General information
- Type: Two seat motor glider
- National origin: India
- Manufacturer: Technical Centre, Civil Aviation Department
- Number built: 1

History
- First flight: 30 May 1983

= Civil Aviation Department MG-1 =

Indian motor glider

The Civil Aviation Department MG-1 was a one-off Indian motor glider, seating two side by side and first flown in 1983.

==Design and development==
Design work on the MG-1 began in October 1981. It was a low wing monoplane with spruce and plywood wings with a forward sweep of 1.5° at quarter chord mounted with 3.25° of dihedral. The ailerons were fabric covered; there were no flaps but wooden airbrakes extended above and below the wing. The cantilever, unswept empennage was similarly constructed and the low set tailplane carried elevators with a trim tab on the starboard side.

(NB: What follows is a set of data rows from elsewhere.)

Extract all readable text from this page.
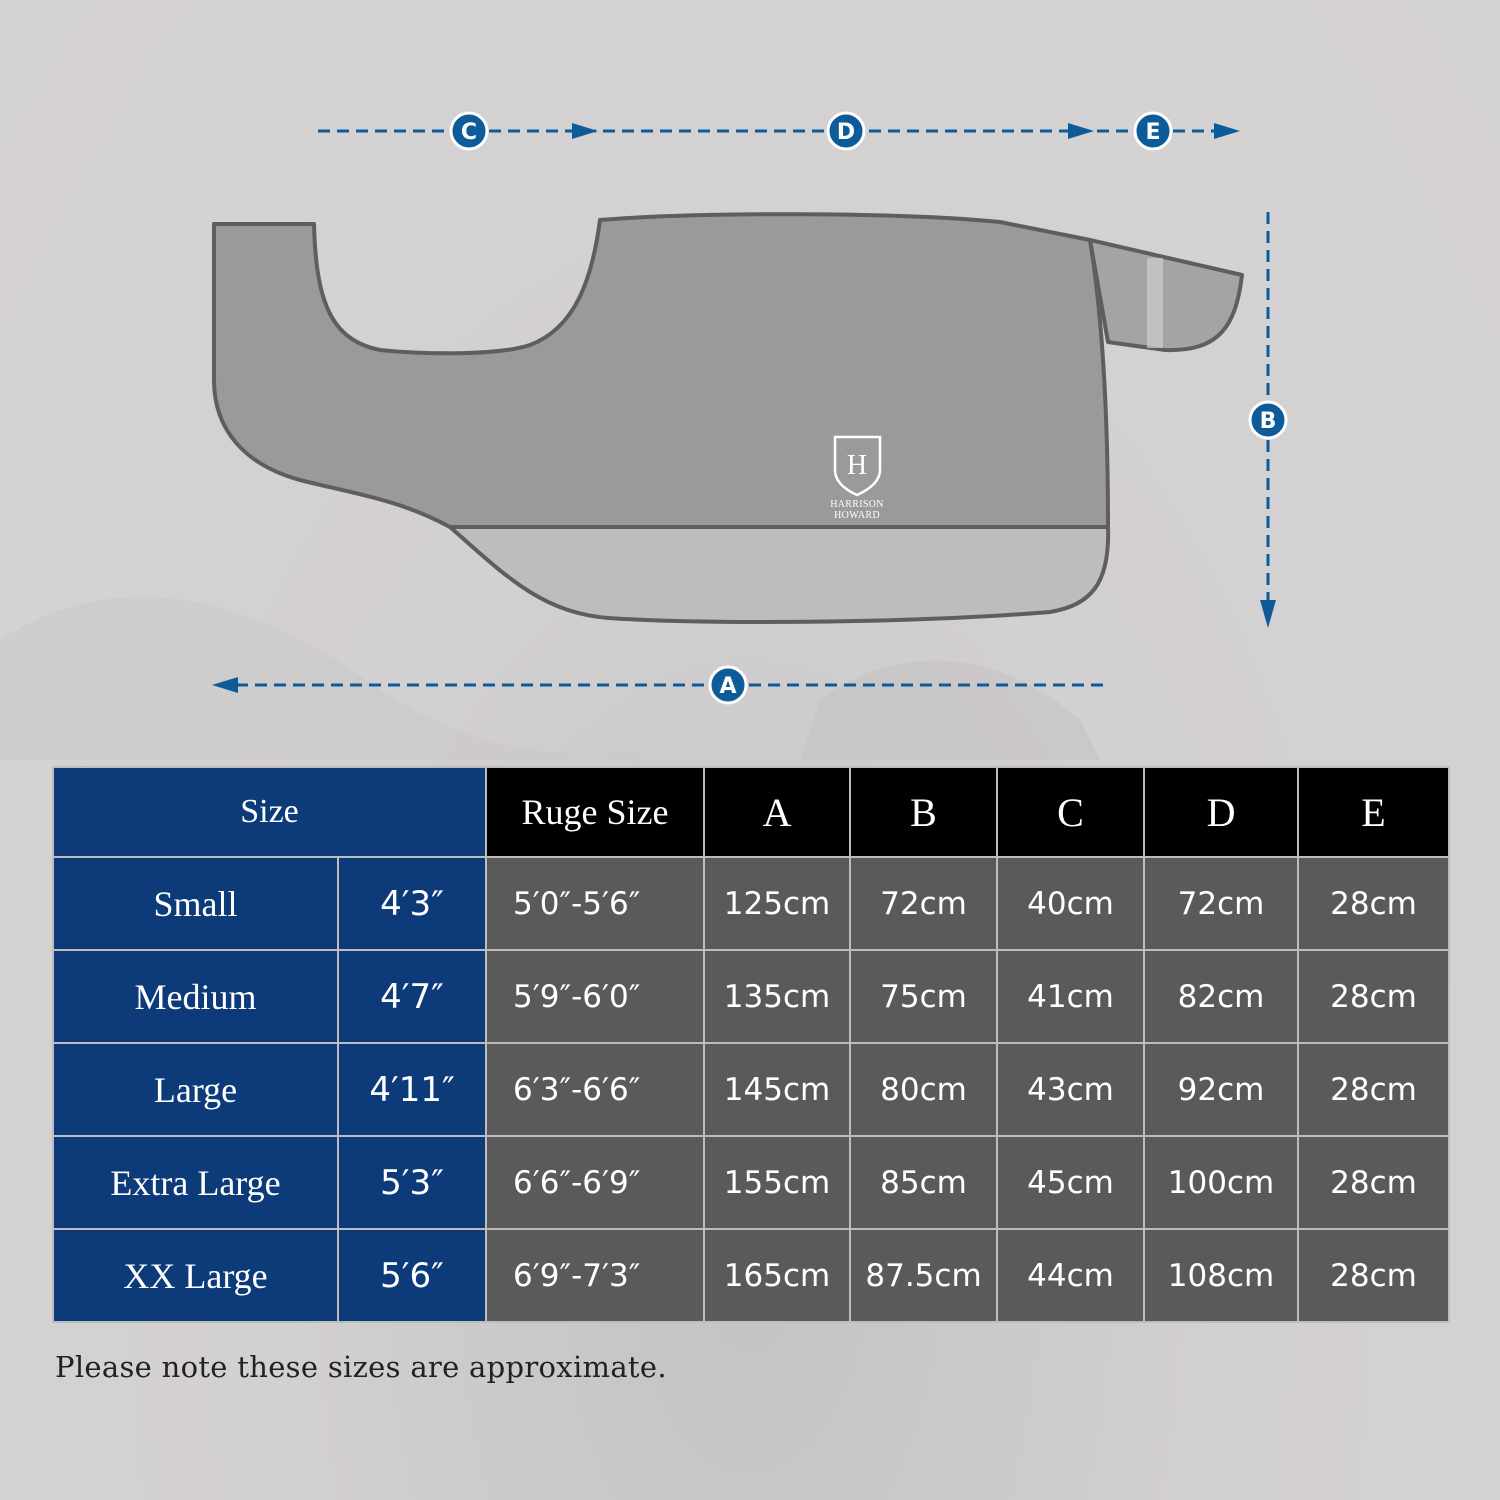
H
HARRISON
HOWARD
C	D	E
B
A
Size		Ruge Size	A	B	C	D	E
Small	4′3″	5′0″-5′6″	125cm	72cm	40cm	72cm	28cm
Medium	4′7″	5′9″-6′0″	135cm	75cm	41cm	82cm	28cm
Large	4′11″	6′3″-6′6″	145cm	80cm	43cm	92cm	28cm
Extra Large	5′3″	6′6″-6′9″	155cm	85cm	45cm	100cm	28cm
XX Large	5′6″	6′9″-7′3″	165cm	87.5cm	44cm	108cm	28cm
Please note these sizes are approximate.
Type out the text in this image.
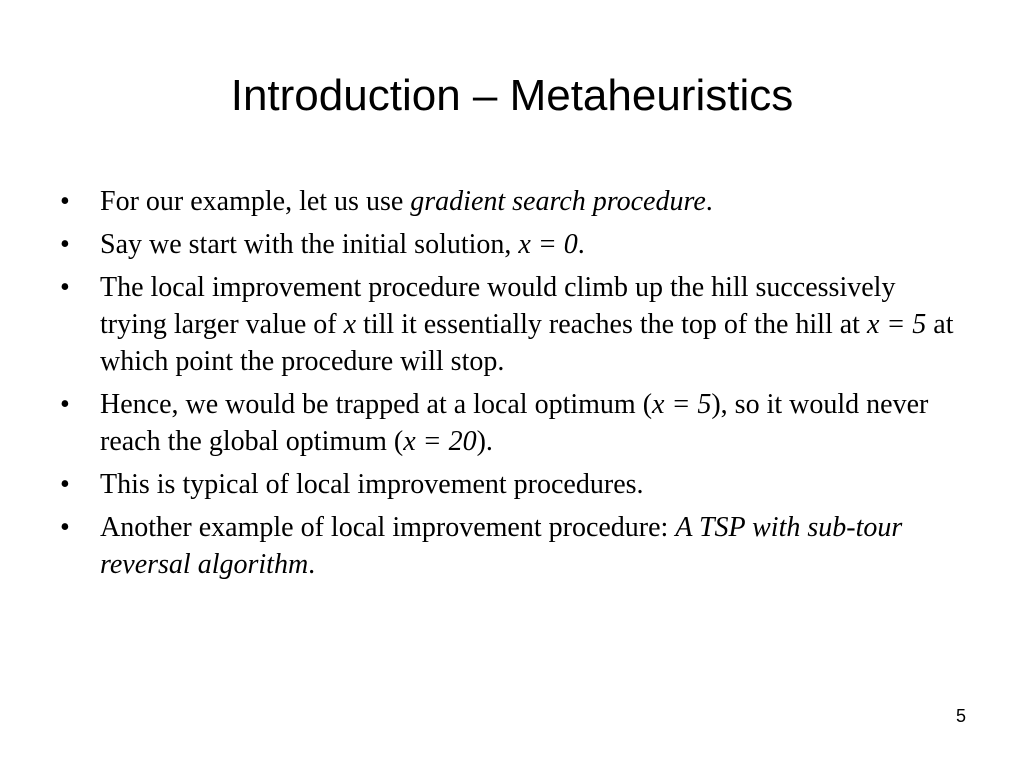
Introduction – Metaheuristics
• For our example, let us use gradient search procedure.
• Say we start with the initial solution, x = 0.
• The local improvement procedure would climb up the hill successively trying larger value of x till it essentially reaches the top of the hill at x = 5 at which point the procedure will stop.
• Hence, we would be trapped at a local optimum (x = 5), so it would never reach the global optimum (x = 20).
• This is typical of local improvement procedures.
• Another example of local improvement procedure: A TSP with sub-tour reversal algorithm.
5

The fuselage of the MG-1 was steel framed and fabric covered with the exception of a glass fibre engine cowling. This housed a conventionally nose mounted, 74.5 kW (100 hp) flat four Continental O-200 piston engine driving a non-retractable propeller. Its cockpit seated two side by side under a rearward sliding canopy. The conventional undercarriage had main wheels with rubber cord shock absorbers and brakes, assisted by a steerable tailwheel.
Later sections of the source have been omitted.